Emma J. Foster,Raphae S. Barlas,Adrian D Wood,Joao H. Bettencourt-Silva,Allan B Clark,Anthony K Metcalf,Kristian M Bowles,John F Potter,Phyo K. Myint 대한신경과학회 2017 Journal of Clinical Neurology Vol.13 No.4
Background and Purpose The risks of falls and fractures increase after stroke. Little is known about the prognostic significance of previous falls and fractures after stroke. This study examined whether having a history of either event is associated with poststroke mortality. Methods We analyzed stroke register data collected prospectively between 2003 and 2015. Eight sex-specific models were analyzed, to which the following variables were incrementally added to examine their potential confounding effects: age, type of stroke, Oxfordshire Community Stroke Project classification, previous comorbidities, frailty as indicated by the prestroke modified Rankin Scale score, and acute illness parameters.
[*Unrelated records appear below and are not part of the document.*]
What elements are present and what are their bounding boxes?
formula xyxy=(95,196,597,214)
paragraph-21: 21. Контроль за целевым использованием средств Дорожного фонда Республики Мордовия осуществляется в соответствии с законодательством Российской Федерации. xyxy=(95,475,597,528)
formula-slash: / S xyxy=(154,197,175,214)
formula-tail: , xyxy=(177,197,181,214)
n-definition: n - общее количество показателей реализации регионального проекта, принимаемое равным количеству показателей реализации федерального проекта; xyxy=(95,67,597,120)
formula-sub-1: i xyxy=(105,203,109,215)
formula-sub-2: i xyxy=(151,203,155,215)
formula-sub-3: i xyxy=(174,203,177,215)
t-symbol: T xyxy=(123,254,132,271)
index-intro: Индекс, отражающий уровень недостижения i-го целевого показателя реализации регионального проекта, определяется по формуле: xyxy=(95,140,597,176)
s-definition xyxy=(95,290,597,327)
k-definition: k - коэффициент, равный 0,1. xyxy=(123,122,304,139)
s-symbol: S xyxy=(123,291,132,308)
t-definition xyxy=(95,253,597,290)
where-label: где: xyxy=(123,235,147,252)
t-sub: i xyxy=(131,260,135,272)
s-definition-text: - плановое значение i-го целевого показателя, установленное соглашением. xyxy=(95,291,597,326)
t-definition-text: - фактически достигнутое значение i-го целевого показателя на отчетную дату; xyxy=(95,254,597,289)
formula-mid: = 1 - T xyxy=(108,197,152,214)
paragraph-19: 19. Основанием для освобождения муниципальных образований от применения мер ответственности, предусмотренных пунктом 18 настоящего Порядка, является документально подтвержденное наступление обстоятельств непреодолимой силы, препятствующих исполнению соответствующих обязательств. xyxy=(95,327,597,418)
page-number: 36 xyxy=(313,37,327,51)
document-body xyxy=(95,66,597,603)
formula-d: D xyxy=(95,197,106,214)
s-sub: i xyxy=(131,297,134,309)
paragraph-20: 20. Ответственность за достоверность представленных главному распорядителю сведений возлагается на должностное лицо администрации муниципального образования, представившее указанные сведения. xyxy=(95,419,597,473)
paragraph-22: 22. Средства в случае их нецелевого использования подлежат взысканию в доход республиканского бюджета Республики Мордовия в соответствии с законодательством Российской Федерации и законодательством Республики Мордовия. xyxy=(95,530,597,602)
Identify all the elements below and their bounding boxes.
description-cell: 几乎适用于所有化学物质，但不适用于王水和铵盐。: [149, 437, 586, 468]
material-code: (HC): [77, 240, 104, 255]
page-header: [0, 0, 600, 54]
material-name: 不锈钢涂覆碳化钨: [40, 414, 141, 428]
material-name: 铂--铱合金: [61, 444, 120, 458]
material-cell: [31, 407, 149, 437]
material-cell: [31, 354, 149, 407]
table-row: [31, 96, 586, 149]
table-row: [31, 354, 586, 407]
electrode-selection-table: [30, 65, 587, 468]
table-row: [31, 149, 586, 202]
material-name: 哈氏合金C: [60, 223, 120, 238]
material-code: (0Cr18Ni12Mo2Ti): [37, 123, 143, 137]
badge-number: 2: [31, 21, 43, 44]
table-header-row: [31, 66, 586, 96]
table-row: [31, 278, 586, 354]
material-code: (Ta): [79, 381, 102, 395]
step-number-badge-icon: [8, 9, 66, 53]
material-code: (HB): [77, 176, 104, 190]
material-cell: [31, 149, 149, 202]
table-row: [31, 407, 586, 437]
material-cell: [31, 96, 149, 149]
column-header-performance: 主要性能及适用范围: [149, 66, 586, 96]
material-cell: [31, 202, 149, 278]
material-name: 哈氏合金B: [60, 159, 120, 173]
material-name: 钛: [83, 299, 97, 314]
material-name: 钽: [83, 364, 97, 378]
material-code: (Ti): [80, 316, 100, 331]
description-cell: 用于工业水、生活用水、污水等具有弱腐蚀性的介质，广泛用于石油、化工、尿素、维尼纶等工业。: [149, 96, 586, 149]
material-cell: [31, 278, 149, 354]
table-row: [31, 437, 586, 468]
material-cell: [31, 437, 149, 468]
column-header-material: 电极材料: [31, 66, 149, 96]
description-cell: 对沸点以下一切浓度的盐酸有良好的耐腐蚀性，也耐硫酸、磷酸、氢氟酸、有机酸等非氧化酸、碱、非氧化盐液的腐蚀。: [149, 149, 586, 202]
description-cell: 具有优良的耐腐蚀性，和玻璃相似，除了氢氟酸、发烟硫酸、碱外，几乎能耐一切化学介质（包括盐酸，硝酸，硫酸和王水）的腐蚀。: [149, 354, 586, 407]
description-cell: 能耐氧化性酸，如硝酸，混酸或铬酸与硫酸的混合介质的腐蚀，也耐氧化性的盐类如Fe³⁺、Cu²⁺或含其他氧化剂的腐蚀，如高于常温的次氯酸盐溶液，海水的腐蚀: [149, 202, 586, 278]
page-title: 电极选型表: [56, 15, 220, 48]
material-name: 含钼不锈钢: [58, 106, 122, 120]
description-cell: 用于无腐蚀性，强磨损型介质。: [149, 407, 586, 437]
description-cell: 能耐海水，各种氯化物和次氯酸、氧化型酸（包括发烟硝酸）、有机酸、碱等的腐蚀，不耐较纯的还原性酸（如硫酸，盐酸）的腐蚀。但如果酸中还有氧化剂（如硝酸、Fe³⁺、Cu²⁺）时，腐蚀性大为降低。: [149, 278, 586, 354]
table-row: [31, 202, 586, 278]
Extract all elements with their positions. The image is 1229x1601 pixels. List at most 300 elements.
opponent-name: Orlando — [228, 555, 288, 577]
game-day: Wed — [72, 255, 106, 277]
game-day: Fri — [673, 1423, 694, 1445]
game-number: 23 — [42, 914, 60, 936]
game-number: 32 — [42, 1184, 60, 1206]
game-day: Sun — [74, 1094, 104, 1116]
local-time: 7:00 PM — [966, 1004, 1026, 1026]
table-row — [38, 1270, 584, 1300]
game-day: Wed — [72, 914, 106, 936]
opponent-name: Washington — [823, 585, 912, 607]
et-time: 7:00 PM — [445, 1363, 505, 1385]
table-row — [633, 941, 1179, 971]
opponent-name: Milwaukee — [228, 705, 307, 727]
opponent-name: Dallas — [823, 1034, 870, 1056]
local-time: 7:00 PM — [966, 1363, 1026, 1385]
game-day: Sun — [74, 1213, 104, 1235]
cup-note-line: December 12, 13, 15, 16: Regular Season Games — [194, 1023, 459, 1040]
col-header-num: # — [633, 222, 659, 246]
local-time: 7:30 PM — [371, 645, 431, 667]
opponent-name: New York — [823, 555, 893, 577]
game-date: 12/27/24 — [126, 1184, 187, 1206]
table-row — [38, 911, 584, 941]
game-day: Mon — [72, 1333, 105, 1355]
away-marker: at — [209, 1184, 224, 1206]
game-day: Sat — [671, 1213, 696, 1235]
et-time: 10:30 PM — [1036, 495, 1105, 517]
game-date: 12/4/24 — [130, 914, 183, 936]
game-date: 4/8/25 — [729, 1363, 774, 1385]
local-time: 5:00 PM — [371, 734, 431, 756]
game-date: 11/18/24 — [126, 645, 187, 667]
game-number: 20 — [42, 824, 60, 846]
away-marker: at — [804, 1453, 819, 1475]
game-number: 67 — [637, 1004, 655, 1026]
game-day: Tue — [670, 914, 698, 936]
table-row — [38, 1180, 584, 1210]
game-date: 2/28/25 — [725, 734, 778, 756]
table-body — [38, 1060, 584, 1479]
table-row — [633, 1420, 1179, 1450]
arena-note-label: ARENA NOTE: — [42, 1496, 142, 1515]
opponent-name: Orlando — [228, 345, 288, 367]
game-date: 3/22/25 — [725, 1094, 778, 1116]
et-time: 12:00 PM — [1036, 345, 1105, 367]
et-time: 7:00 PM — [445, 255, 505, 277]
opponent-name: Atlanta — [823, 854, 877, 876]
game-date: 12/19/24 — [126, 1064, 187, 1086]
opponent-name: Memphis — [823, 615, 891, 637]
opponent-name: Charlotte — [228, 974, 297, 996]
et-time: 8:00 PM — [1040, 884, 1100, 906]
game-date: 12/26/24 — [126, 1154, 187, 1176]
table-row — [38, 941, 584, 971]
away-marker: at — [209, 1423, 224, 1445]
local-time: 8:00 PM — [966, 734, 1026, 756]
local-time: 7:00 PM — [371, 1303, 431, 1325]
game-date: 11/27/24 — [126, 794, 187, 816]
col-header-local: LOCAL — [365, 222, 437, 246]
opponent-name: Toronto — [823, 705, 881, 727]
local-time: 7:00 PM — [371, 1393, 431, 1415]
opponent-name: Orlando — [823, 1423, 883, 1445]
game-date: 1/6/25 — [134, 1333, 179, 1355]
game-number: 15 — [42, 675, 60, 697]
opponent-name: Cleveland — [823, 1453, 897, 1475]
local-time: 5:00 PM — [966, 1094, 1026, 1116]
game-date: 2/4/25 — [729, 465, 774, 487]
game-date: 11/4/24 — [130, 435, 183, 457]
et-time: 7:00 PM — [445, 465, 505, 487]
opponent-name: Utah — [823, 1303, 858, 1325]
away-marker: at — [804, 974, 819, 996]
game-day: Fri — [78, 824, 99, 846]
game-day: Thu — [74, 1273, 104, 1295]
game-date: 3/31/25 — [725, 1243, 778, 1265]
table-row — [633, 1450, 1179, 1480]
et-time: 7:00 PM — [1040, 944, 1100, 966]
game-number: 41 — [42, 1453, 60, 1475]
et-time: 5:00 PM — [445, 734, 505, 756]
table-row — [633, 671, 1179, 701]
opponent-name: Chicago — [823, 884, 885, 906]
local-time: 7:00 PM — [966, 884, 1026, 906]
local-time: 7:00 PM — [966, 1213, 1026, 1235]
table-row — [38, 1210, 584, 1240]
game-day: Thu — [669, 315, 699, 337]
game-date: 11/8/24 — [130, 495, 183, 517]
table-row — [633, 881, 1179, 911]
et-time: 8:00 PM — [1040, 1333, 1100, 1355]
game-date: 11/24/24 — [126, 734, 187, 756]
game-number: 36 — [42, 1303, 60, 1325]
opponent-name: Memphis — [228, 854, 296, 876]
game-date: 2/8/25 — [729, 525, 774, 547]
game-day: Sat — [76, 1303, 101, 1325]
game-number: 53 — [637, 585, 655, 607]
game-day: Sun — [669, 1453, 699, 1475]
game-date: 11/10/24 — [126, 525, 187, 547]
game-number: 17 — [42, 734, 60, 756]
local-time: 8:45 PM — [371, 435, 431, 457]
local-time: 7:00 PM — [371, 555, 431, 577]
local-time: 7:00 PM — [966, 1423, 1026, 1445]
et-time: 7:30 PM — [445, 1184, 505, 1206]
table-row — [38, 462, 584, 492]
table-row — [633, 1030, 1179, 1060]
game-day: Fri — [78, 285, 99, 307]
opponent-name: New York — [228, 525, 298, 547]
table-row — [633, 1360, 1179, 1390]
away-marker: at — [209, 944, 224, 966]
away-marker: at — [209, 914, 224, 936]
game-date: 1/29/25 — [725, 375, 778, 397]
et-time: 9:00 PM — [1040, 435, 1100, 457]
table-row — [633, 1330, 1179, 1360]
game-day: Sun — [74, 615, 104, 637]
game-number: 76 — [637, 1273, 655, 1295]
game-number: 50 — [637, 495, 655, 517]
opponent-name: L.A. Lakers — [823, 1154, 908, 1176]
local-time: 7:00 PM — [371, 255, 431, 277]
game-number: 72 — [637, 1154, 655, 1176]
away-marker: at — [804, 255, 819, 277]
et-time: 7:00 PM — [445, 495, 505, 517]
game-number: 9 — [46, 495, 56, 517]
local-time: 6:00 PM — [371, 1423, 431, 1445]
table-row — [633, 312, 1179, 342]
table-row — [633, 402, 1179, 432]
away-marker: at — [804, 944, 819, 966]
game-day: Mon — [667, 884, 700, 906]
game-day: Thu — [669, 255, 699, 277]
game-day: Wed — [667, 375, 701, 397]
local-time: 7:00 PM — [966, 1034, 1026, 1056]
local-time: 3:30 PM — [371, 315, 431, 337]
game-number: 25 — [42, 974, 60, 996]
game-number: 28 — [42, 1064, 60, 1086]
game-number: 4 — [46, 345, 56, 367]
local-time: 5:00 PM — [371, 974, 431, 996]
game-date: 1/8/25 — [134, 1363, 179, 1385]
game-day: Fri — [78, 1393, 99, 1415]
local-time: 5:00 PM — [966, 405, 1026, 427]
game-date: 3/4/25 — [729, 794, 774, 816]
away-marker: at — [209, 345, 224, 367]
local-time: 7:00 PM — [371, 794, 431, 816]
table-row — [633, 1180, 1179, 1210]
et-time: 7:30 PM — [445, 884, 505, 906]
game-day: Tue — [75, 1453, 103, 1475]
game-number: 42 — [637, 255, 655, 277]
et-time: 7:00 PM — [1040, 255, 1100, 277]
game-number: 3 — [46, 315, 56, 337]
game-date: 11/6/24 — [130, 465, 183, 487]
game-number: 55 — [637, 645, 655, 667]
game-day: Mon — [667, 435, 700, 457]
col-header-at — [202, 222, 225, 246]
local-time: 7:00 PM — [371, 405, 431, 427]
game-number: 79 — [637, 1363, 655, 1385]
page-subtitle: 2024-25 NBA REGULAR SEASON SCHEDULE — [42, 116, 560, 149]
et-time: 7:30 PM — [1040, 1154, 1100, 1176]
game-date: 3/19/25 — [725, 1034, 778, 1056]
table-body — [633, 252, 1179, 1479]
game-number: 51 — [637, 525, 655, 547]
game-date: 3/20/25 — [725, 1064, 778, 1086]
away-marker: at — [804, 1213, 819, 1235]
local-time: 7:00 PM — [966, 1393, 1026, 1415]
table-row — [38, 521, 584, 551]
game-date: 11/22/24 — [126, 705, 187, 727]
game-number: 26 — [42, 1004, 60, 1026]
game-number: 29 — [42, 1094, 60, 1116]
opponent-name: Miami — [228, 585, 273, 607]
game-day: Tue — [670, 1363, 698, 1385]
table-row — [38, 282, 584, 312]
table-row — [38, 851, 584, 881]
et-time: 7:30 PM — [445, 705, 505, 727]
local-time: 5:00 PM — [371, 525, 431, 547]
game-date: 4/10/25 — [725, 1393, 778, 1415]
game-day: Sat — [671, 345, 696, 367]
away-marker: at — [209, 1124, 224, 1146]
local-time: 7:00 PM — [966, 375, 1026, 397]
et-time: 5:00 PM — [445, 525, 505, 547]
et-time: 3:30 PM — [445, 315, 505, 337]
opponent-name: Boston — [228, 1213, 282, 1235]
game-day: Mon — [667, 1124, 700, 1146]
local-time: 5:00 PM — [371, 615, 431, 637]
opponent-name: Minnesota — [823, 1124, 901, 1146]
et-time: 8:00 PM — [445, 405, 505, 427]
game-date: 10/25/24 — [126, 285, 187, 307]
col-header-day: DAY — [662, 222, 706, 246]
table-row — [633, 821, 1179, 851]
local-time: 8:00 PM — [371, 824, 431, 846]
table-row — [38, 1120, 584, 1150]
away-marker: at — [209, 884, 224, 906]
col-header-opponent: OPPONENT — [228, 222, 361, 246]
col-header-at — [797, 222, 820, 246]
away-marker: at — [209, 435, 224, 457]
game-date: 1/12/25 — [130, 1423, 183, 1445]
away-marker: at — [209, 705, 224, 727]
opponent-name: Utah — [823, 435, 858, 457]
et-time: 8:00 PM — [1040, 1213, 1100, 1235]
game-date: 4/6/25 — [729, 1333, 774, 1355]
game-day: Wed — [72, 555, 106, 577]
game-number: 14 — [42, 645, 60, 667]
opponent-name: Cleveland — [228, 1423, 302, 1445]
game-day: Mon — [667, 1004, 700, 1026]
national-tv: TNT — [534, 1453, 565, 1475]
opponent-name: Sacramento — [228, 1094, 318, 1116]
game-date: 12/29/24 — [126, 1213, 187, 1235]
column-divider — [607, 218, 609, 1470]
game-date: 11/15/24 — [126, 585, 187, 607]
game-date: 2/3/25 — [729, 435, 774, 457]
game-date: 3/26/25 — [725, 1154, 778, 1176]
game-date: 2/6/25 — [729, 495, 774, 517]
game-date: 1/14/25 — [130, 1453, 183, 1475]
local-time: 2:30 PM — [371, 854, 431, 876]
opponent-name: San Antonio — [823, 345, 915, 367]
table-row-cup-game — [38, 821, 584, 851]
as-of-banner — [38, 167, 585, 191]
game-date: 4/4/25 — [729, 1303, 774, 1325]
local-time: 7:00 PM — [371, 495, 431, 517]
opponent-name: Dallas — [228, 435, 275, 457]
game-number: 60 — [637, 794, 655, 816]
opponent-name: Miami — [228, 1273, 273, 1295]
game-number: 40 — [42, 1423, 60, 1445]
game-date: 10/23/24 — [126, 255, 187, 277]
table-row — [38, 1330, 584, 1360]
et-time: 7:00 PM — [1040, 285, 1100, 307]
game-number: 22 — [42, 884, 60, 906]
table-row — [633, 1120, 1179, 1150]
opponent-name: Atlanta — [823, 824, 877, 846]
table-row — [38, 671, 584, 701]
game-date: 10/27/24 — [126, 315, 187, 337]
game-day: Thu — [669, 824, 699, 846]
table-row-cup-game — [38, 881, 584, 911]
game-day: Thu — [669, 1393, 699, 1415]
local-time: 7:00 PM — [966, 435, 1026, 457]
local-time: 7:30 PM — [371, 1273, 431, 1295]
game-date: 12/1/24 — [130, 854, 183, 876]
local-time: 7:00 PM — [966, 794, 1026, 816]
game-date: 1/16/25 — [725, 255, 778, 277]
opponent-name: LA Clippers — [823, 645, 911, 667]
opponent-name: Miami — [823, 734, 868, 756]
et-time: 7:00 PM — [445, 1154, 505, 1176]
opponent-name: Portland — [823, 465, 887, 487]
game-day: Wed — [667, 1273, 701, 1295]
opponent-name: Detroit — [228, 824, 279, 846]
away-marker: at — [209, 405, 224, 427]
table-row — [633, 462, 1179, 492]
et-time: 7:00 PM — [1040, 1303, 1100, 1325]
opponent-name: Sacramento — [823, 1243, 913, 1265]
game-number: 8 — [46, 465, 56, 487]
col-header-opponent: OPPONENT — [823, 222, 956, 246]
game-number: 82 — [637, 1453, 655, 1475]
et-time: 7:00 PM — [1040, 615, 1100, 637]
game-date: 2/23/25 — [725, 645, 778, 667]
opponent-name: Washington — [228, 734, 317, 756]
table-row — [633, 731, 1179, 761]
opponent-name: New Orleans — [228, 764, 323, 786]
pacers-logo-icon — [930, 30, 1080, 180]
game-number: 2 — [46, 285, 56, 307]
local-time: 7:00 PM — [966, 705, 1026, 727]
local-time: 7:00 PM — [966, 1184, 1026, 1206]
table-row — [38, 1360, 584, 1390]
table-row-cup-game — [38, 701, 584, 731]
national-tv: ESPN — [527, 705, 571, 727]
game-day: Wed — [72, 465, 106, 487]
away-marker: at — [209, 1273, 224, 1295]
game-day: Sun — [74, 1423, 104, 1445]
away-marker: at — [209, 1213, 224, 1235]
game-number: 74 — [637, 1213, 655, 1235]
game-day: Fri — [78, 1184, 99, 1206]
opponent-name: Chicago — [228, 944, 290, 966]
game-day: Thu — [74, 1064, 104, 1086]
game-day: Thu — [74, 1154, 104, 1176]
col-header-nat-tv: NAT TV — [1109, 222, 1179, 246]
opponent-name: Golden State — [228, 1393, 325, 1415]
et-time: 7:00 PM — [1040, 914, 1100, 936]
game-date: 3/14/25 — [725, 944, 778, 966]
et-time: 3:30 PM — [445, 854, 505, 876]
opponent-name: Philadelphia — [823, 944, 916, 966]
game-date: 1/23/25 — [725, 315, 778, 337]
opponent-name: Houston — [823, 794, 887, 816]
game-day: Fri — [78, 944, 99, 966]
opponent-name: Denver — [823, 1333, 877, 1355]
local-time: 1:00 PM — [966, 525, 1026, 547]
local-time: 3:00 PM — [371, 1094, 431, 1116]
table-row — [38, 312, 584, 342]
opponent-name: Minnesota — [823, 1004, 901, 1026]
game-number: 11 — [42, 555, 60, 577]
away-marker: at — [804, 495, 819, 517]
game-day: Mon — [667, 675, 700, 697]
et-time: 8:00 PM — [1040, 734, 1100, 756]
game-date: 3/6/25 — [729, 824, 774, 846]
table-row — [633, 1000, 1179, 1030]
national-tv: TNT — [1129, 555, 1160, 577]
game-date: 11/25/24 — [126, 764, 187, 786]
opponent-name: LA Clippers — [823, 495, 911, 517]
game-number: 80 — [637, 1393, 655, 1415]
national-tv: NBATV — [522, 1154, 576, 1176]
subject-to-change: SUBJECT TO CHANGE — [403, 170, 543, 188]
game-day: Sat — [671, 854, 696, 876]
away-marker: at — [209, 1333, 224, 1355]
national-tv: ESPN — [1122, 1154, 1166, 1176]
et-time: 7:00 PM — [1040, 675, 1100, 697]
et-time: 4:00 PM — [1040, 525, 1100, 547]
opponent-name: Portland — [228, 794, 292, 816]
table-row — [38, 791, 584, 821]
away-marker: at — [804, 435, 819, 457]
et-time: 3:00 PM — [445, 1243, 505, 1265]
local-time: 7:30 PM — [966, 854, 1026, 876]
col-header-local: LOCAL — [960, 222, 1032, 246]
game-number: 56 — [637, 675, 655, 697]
Logistic regression was applied to investigate in-hospital and 30-day mortality, and Cox proportional-hazards models were applied to investigate longer-term outcomes of mortality. Results In total, 10,477 patients with stroke (86.1% ischemic) were included in the analysis. They were aged 77.7±11.9 years (mean±SD), and 52.2% were women. A history of falls was present in 8.6% of the men (n=430) and 20.2% of the women (n=1,105), while 3.8% (n=189) of the men and 12.9% of the women (n=706) had a history of both falls and fractures. Of the outcomes examined, a history of falls alone was associated with increased in-hospital mortality [odds ratio (OR)=1.33, 95% confidence interval (CI)=1.03–1.71] and 30-day mortality (OR=1.34, 95% CI=1.03–1.73) in women in the fully adjusted models. The Cox proportional-hazards models for longer-term outcomes and the history of falls and fractures combined showed no significant results. Conclusions The history of falls is an important factor for acute stroke mortality in women. A previous history of falls may therefore be an important factor to consider in the short-term stroke prognosis, particularly in women.